I’ve worked for charities for a few years now. I started as a street fundraiser – or “chugger” as they are often called – raising money for the Make-A-Wish Foundation in Australia. If I’m honest, I took the job because I was desperate. It was chug, or go home. So I chugged. I travelled rural areas of Australia, outback towns, and stood for hours in shopping centres or in tumbleweed streets in 40 degree heat. I used every technique I learned in my three years at drama school to make people feel the importance of the issue at hand, how one simple wish could give smiles to children with life-threatening illness and incredible memories to their families.
I got an excellent tan. At that time I was becoming ill myself, I just didn’t realise how serious it would be. So I would throw on my blue polo shirt, ignore the joint pain and fight the fatigue, knowing that every three people I signed up to a direct debit equalled one wish for a child. I loved that job.
Eventually I moved to New Zealand and began working for UNICEF, doing admin for the fundraising team, helping establish a small telefundraising team and also encouraging donors to continue donating when they had intentions of cancelling. Every day my stomach felt heavy with the thought of refugee children in Syria facing another winter, and it drove me to work hard. It helped me ignore the numb patches on my face and the ever-increasing pain in each and every joint.
I returned to England in 2013 and soon after moved to Scotland to work for the Royal Voluntary Service. I managed a team of volunteers that befriended older adults in the local community, provided transport to appointments, and lifted the spirits of isolated people. My favourite part of that job was when a volunteer wasn’t available and I got to spend an hour or more meeting one of those interesting people that are your isolated neighbours.
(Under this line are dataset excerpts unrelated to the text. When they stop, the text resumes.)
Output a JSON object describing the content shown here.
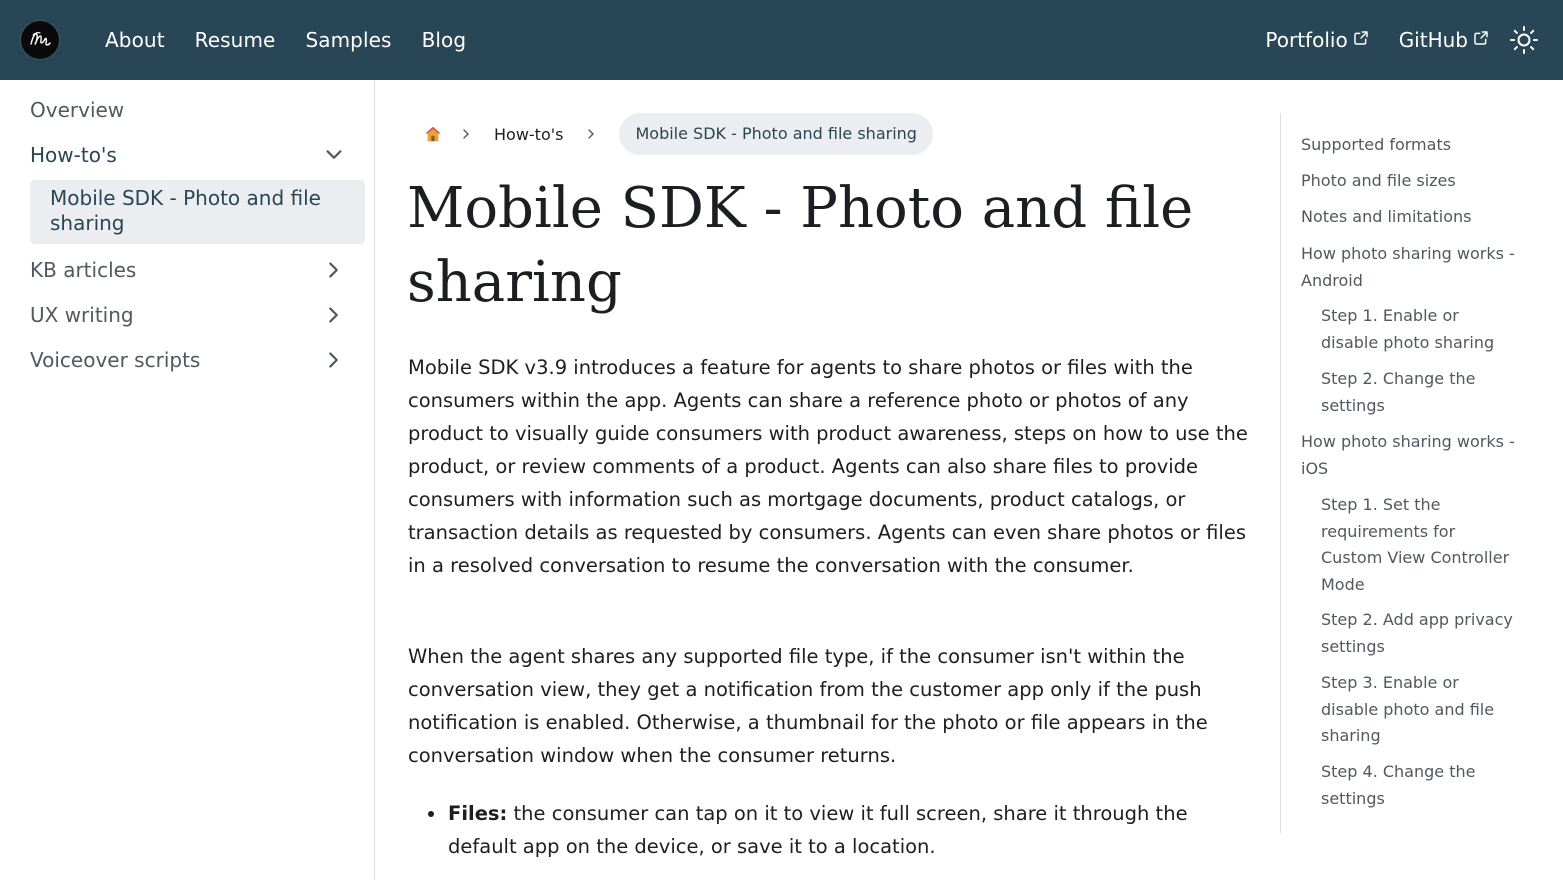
{
  "navbar": {
    "logo_alt": "RM",
    "links": [
      "About",
      "Resume",
      "Samples",
      "Blog"
    ],
    "external": [
      "Portfolio",
      "GitHub"
    ],
    "theme_icon": "sun-icon",
    "bg_color": "#284655"
  },
  "sidebar": {
    "overview": "Overview",
    "howtos": "How-to's",
    "active_item": "Mobile SDK - Photo and file sharing",
    "kb": "KB articles",
    "ux": "UX writing",
    "voiceover": "Voiceover scripts"
  },
  "breadcrumbs": {
    "home_icon": "home-icon",
    "parent": "How-to's",
    "current": "Mobile SDK - Photo and file sharing"
  },
  "article": {
    "title": "Mobile SDK - Photo and file sharing",
    "para1": "Mobile SDK v3.9 introduces a feature for agents to share photos or files with the consumers within the app. Agents can share a reference photo or photos of any product to visually guide consumers with product awareness, steps on how to use the product, or review comments of a product. Agents can also share files to provide consumers with information such as mortgage documents, product catalogs, or transaction details as requested by consumers. Agents can even share photos or files in a resolved conversation to resume the conversation with the consumer.",
    "para2": "When the agent shares any supported file type, if the consumer isn't within the conversation view, they get a notification from the customer app only if the push notification is enabled. Otherwise, a thumbnail for the photo or file appears in the conversation window when the consumer returns.",
    "bullet1_bold": "Files:",
    "bullet1_text": " the consumer can tap on it to view it full screen, share it through the default app on the device, or save it to a location."
  },
  "toc": [
    "Supported formats",
    "Photo and file sizes",
    "Notes and limitations",
    "How photo sharing works - Android",
    "Step 1. Enable or disable photo sharing",
    "Step 2. Change the settings",
    "How photo sharing works - iOS",
    "Step 1. Set the requirements for Custom View Controller Mode",
    "Step 2. Add app privacy settings",
    "Step 3. Enable or disable photo and file sharing",
    "Step 4. Change the settings"
  ]
}
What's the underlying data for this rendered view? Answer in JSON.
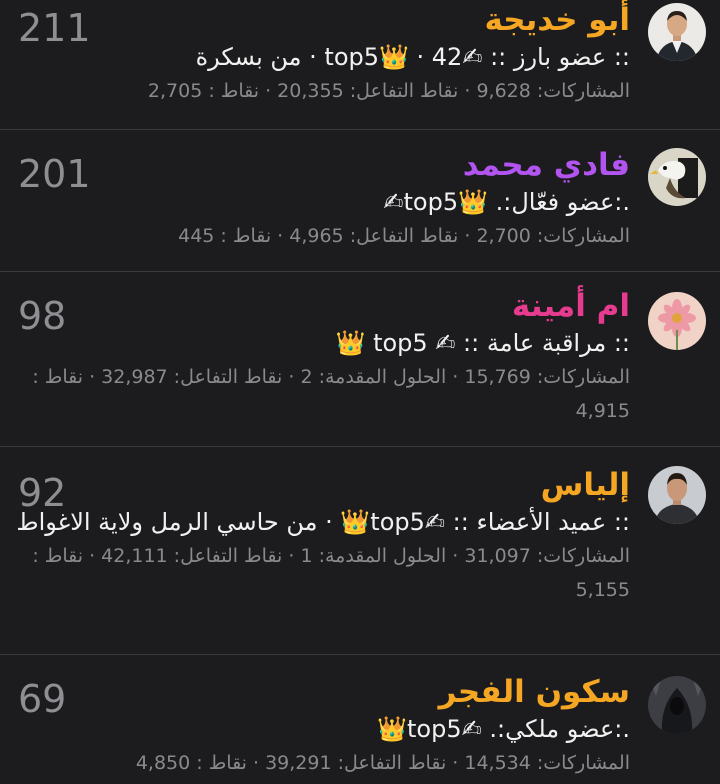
{
  "colors": {
    "background": "#1c1c1e",
    "divider": "#3a3a3c",
    "name_orange": "#f5a623",
    "name_purple": "#b254f0",
    "name_pink": "#e63b8e",
    "score": "#8e8e93",
    "stats": "#8a8a8e"
  },
  "members": [
    {
      "name": "أبو خديجة",
      "name_color": "#f5a623",
      "rank": ":: عضو بارز :: ✍top5👑 · 42 · من بسكرة",
      "stats": "المشاركات: 9,628 · نقاط التفاعل: 20,355 · نقاط : 2,705",
      "score": "211",
      "avatar_icon": "man-in-suit-avatar"
    },
    {
      "name": "فادي محمد",
      "name_color": "#b254f0",
      "rank": ".:عضو فعّال:. 👑top5✍",
      "stats": "المشاركات: 2,700 · نقاط التفاعل: 4,965 · نقاط : 445",
      "score": "201",
      "avatar_icon": "eagle-avatar"
    },
    {
      "name": "ام أمينة",
      "name_color": "#e63b8e",
      "rank": ":: مراقبة عامة :: ✍ top5 👑",
      "stats": "المشاركات: 15,769 · الحلول المقدمة: 2 · نقاط التفاعل: 32,987 · نقاط : 4,915",
      "score": "98",
      "avatar_icon": "pink-flower-avatar"
    },
    {
      "name": "إلياس",
      "name_color": "#f5a623",
      "rank": ":: عميد الأعضاء :: ✍top5👑 · من حاسي الرمل ولاية الاغواط",
      "stats": "المشاركات: 31,097 · الحلول المقدمة: 1 · نقاط التفاعل: 42,111 · نقاط : 5,155",
      "score": "92",
      "avatar_icon": "man-portrait-avatar"
    },
    {
      "name": "سكون الفجر",
      "name_color": "#f5a623",
      "rank": ".:عضو ملكي:. ✍top5👑",
      "stats": "المشاركات: 14,534 · نقاط التفاعل: 39,291 · نقاط : 4,850",
      "score": "69",
      "avatar_icon": "hooded-figure-avatar"
    }
  ]
}
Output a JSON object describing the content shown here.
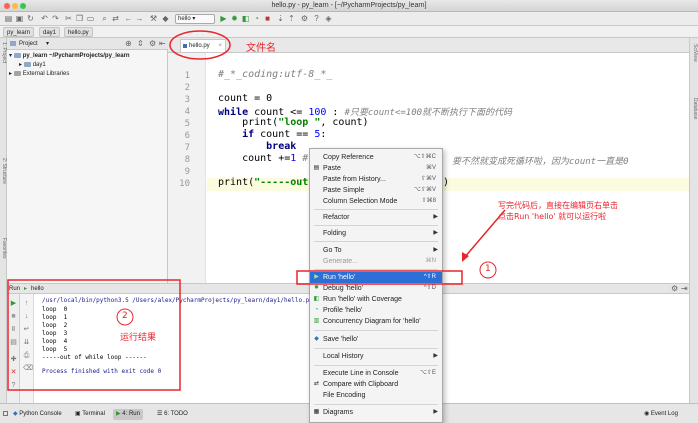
{
  "window": {
    "title": "hello.py - py_learn - [~/PycharmProjects/py_learn]"
  },
  "toolbar": {
    "run_config": "hello"
  },
  "breadcrumb": [
    "py_learn",
    "day1",
    "hello.py"
  ],
  "project_panel": {
    "title": "Project",
    "tree": [
      {
        "label": "py_learn ~/PycharmProjects/py_learn"
      },
      {
        "label": "day1"
      },
      {
        "label": "External Libraries"
      }
    ]
  },
  "editor": {
    "tab": "hello.py",
    "line_numbers": [
      "1",
      "2",
      "3",
      "4",
      "5",
      "6",
      "7",
      "8",
      "9",
      "10"
    ],
    "code": {
      "l1": "#_*_coding:utf-8_*_",
      "l3": "count = 0",
      "l4_kw": "while",
      "l4_a": " count <= ",
      "l4_num": "100",
      "l4_b": " : ",
      "l4_cm": "#只要count<=100就不断执行下面的代码",
      "l5_a": "    print(",
      "l5_str": "\"loop \"",
      "l5_b": ", count)",
      "l6_kw": "    if",
      "l6_a": " count == ",
      "l6_num": "5",
      "l6_b": ":",
      "l7_kw": "        break",
      "l8_a": "    count +=",
      "l8_num": "1",
      "l8_cm": " #",
      "l8_tail": "要不然就变成死循环啦，因为count一直是0",
      "l10_a": "print(",
      "l10_str": "\"-----out",
      "l10_b": ")"
    }
  },
  "run_panel": {
    "title": "Run",
    "config": "hello",
    "output": [
      "/usr/local/bin/python3.5 /Users/alex/PycharmProjects/py_learn/day1/hello.p",
      "loop  0",
      "loop  1",
      "loop  2",
      "loop  3",
      "loop  4",
      "loop  5",
      "-----out of while loop ------",
      "",
      "Process finished with exit code 0"
    ]
  },
  "bottom_tabs": {
    "python_console": "Python Console",
    "terminal": "Terminal",
    "run": "4: Run",
    "todo": "6: TODO",
    "event_log": "Event Log"
  },
  "side_labels": {
    "left_top": "1: Project",
    "left_mid": "2: Structure",
    "left_low": "Favorites",
    "right_top": "SciView",
    "right_mid": "Database"
  },
  "context_menu": {
    "items": [
      {
        "label": "Copy Reference",
        "shortcut": "⌥⇧⌘C"
      },
      {
        "label": "Paste",
        "shortcut": "⌘V"
      },
      {
        "label": "Paste from History...",
        "shortcut": "⇧⌘V"
      },
      {
        "label": "Paste Simple",
        "shortcut": "⌥⇧⌘V"
      },
      {
        "label": "Column Selection Mode",
        "shortcut": "⇧⌘8"
      },
      {
        "label": "Refactor"
      },
      {
        "label": "Folding"
      },
      {
        "label": "Go To"
      },
      {
        "label": "Generate...",
        "shortcut": "⌘N"
      },
      {
        "label": "Run 'hello'",
        "shortcut": "^⇧R"
      },
      {
        "label": "Debug 'hello'",
        "shortcut": "^⇧D"
      },
      {
        "label": "Run 'hello' with Coverage"
      },
      {
        "label": "Profile 'hello'"
      },
      {
        "label": "Concurrency Diagram for  'hello'"
      },
      {
        "label": "Save 'hello'"
      },
      {
        "label": "Local History"
      },
      {
        "label": "Execute Line in Console",
        "shortcut": "⌥⇧E"
      },
      {
        "label": "Compare with Clipboard"
      },
      {
        "label": "File Encoding"
      },
      {
        "label": "Diagrams"
      }
    ]
  },
  "annotations": {
    "filename": "文件名",
    "instruction_line1": "写完代码后，直接在编辑页右单击",
    "instruction_line2": "点击Run  'hello' 就可以运行啦",
    "marker1": "1",
    "marker2": "2",
    "result": "运行结果"
  },
  "colors": {
    "accent": "#2b6fd7",
    "annotation": "#e8252b",
    "keyword": "#000080",
    "number": "#0000ff",
    "string": "#008000",
    "comment": "#808080"
  }
}
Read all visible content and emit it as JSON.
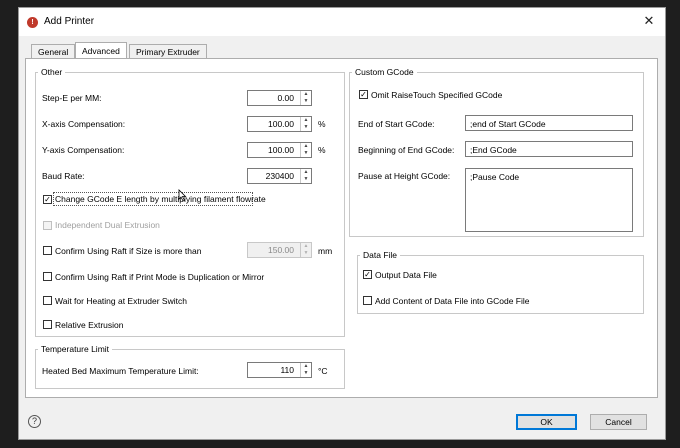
{
  "window": {
    "title": "Add Printer",
    "close_glyph": "✕",
    "app_icon_glyph": "!"
  },
  "tabs": [
    {
      "label": "General",
      "active": false
    },
    {
      "label": "Advanced",
      "active": true
    },
    {
      "label": "Primary Extruder",
      "active": false
    }
  ],
  "other": {
    "title": "Other",
    "step_e": {
      "label": "Step-E per MM:",
      "value": "0.00"
    },
    "x_comp": {
      "label": "X-axis Compensation:",
      "value": "100.00",
      "unit": "%"
    },
    "y_comp": {
      "label": "Y-axis Compensation:",
      "value": "100.00",
      "unit": "%"
    },
    "baud": {
      "label": "Baud Rate:",
      "value": "230400"
    },
    "change_gcode": {
      "label": "Change GCode E length by multiplying filament flowrate",
      "checked": true
    },
    "dual_extrusion": {
      "label": "Independent Dual Extrusion",
      "checked": false,
      "disabled": true
    },
    "raft_size": {
      "label": "Confirm Using Raft if Size is more than",
      "value": "150.00",
      "unit": "mm",
      "checked": false
    },
    "raft_mode": {
      "label": "Confirm Using Raft if Print Mode is Duplication or Mirror",
      "checked": false
    },
    "wait_heating": {
      "label": "Wait for Heating at Extruder Switch",
      "checked": false
    },
    "relative_extrusion": {
      "label": "Relative Extrusion",
      "checked": false
    }
  },
  "temperature": {
    "title": "Temperature Limit",
    "bed_max": {
      "label": "Heated Bed Maximum Temperature Limit:",
      "value": "110",
      "unit": "°C"
    }
  },
  "custom_gcode": {
    "title": "Custom GCode",
    "omit": {
      "label": "Omit RaiseTouch Specified GCode",
      "checked": true
    },
    "end_start": {
      "label": "End of Start GCode:",
      "value": ";end of Start GCode"
    },
    "begin_end": {
      "label": "Beginning of End GCode:",
      "value": ";End GCode"
    },
    "pause": {
      "label": "Pause at Height GCode:",
      "value": ";Pause Code"
    }
  },
  "data_file": {
    "title": "Data File",
    "output": {
      "label": "Output Data File",
      "checked": true
    },
    "add_content": {
      "label": "Add Content of Data File into GCode File",
      "checked": false
    }
  },
  "footer": {
    "help_glyph": "?",
    "ok_label": "OK",
    "cancel_label": "Cancel"
  },
  "glyphs": {
    "check": "✓",
    "spin_up": "▲",
    "spin_down": "▼",
    "cursor": "pointer-hand"
  },
  "colors": {
    "accent": "#0078d7",
    "app_icon": "#c0392b"
  }
}
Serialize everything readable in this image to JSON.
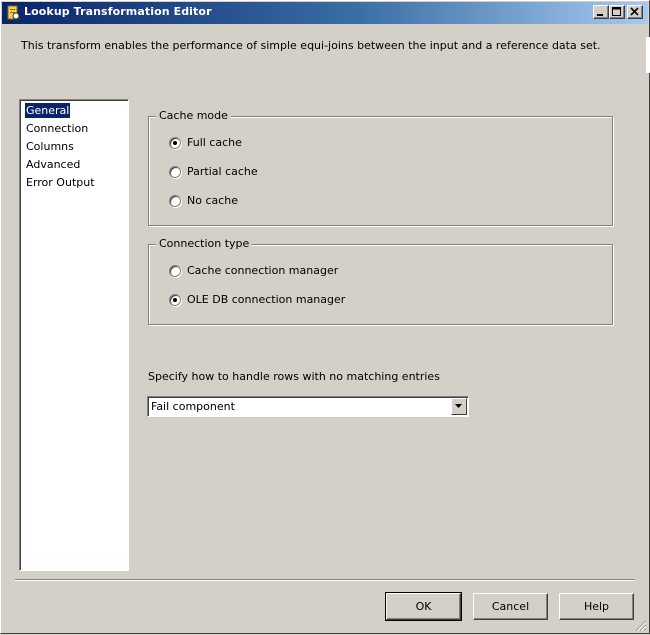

But soon again I began to struggle. Driving home became probably quite dangerous as my reflexes weakened, and cognitively I struggled to be a part of the world around me. I felt non-existent water running down the backs of my legs. Parts of my body were going numb. The floor vibrated beneath my feet. And doctors just told me I was depressed. Until I was paralysed and partially blind of course – then they paid attention.
So what do you do when the tables are turned? When you are the one struggling to cope? When you are the one needing help? When you could do with a wish?
The charity A Spell for the Unwell came to my attention. Their aim is to emotionally and financially support young adults dealing with serious illness. Well, I fit that category. But when you’ve always been the helper, how do you become the helped? How do you swallow that pride? With the encouragement of my partner I approached Kelly, the founder of the charity who has been dealing with serious illness herself. And eventually I accepted the offer of my ‘wish’. I wished for independence, confidence, to be able to go out alone. So I received the gift of a walking stick and a MedicAlert ID bracelet which will alert medical staff of my illnesses in case of emergency. These are items I was unable to afford which will make a huge difference to my quality of life.
So I accepted charity. Not only has this experience helped my confidence and independence, it’s helped me gain a deeper understanding of the people I’ve been working for over the years – the people needing hope, shelter, companionship – and the way it feels to accept charity. It isn’t easy. But the thought that someone would want to help me, improve my life, give me a wish…well, it overwhelms me. I feel so humbled. (And I’m crying!).
Please take the time to check out A Spell for the Unwell. They are a new charity and need support to continue making people like me cry! Haha, seriously though, there are young adults throughout the UK dealing with life changing illness at a time when they’re supposed to be finding their feet. Your help can make all the difference.